Likely the only Metasonix device whose name we can actually print, the Pentode Filterbank hearkens back to a time when Metasonix actually advertised what its products did, in lieu of corny names. At any rate, for those of you not familiar with the brand, Metasonix uses all those weird old TV and radio tubes you’ve seen around but were afraid to ask about. The Filterbank is an all-analog tube-based filter box, as its name implies, but there are four different bandpass filters present within the Filterbank—all can be tuned independently or separate for some truly complex filtering.

Peavey Kosmos V1

Peavey is company hailed neither for its effects, nor its rack gear specifically. However, the Kosmos holds a dirty secret: it’s very, very similar to the ultra-expensive, super-collectable DOD Meat Box, and it won’t set you back nearly as much dough. It’s not exactly the same thing, but it’s actually an expanded version—the Meat Box has knobs for volume, 35Hz, 70Hz and mix, where the Kosmos has all these features plus a dedicated 90Hz subwoofer crossover. What’s more, a V1 Kosmos will set you back about $120, which is downright silly for a 1U rack unit that is fully capable of shaking your house or venue.

Peavey Kosmos V1

Electrix MOFX

Ah Electrix, you were gone too soon. Well, ok, Electrix is back but it's only making MIDI controllers for tabletop guys, and the effects branch has fallen by the wayside. This is unfortunate because Electrix is responsible for some really great—and mostly inexpensive—rack gear. There's the Warp Factory vocoder used by Dandy Warhols and Dan Deacon, and the Repeater—STILL one of the best loopers money can buy. And then there's the MoFX, the Electrix multi-effects unit. On the face, there's a section for Distortion, Tremolo, Flanger and Delay. They all sound great, except for maybe the distortion, and have a plethora of options available. Perhaps the coolest feature is the LFO Sync switch, which automatically forces the time-based effects to the same tempo, no matter where the knobs are positioned.
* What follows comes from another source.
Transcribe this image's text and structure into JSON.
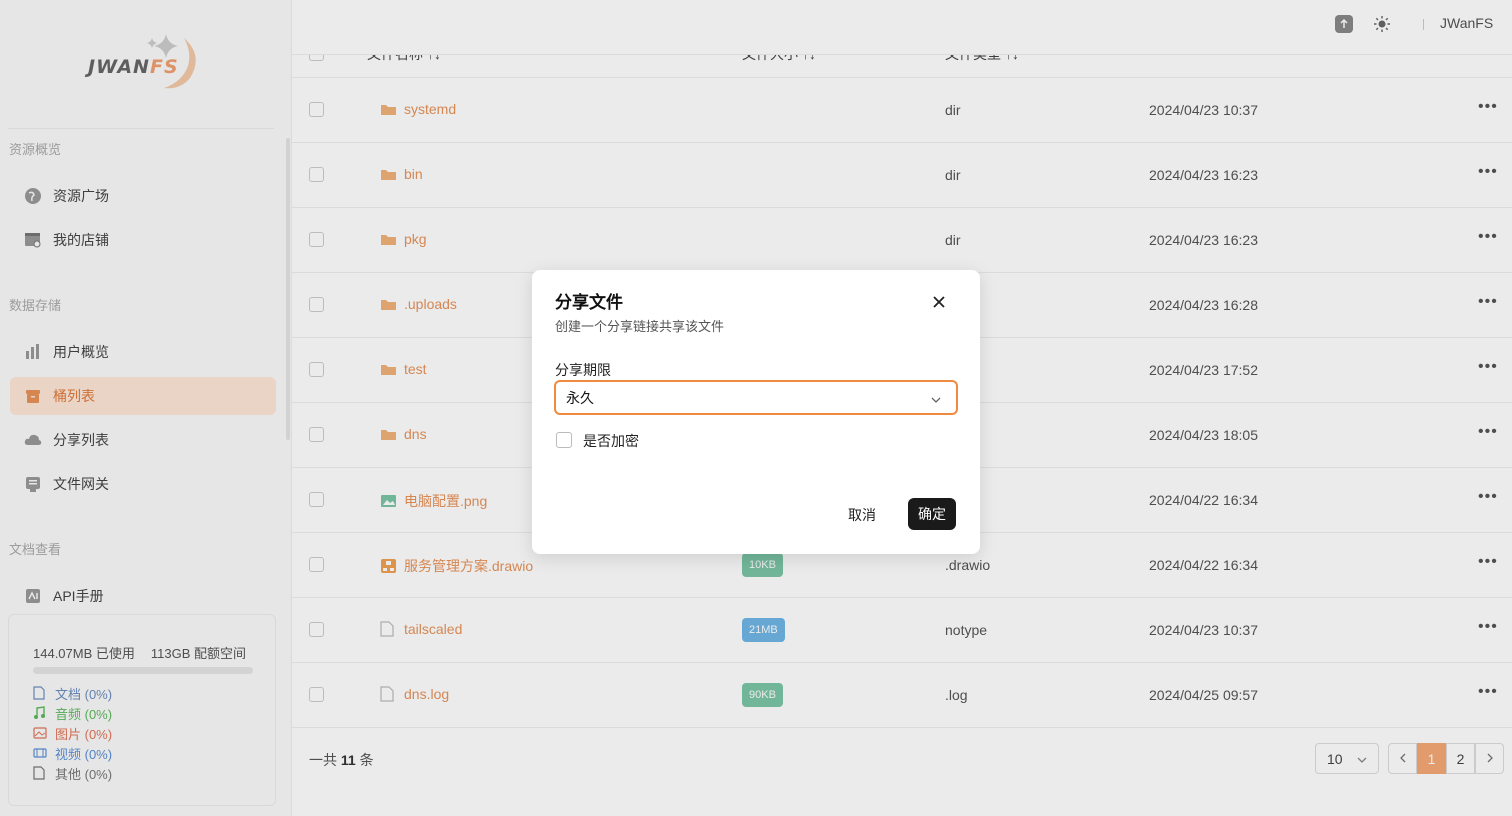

The Mo FX is relatively low-noise and a steal at $150.

Electrix MOFX

Kurzweil Rumour/Mangler

If you don’t know about Ray Kurzweil, you should probably get acquainted, for the man’s life goes far beyond gear and into some really interesting stuff. That said, the Kurzweil name is normally associated with synthesizers and digital pianos. However, Kurzweil released two rack effect units, the Mangler and Rumour, and both units feature wildly different algorithm tables. If you’ve ever played a Kurzweil synthesizer, you’ve likely marveled at the sound quality of the man’s gear. The Mangler and Rumour are no exceptions. Both units have standard fare and more bizarre patches; the Rumour even contains an “Unusual” category with patches like “Acid Trip Room,” “Exponent Booth” and “Feathers McGraw.” The Mangler is more of a general-purpose effects processor while the Rumour is more of a reverb-centric unit, with fifty patches dedicated to it. By contrast, the Mangler only contains 15 reverb patches…but some of them are named things like “Spry Young Boy” and “LazerfazerEchoes.”

Kurzweil Rumour

Roland SVC-350 Vocoder

When Daft Punk recorded the Grammy-winning album Random Access Memories, one piece of gear was featured on nearly every song: the Roland SVC-350 vocoder. I would be remiss to leave out the SVC-350; it’s a classic 11-band vocoder effect that has been used for nearly every robot voice in the last 30 years. Remember the Transformers cartoon theme song? You guessed it—that’s the Roland SVC-350 in action. Aside from making robot noises, the SVC-350 is a great analog signal processor for almost anything; the unit accepts both XLR and quarter-inch jacks for processing any type of signal. Plug a microphone in and hook your (boosted) guitar to the carrier signal input, and you’ve got an instant robot voice that tracks in conjunction with your guitar’s notes. Or, plug a drum machine into the SVC-350 and use a synthesizer to modulate the drums, adding instant dynamics to any mix. Vocoder: not just for robots anymore!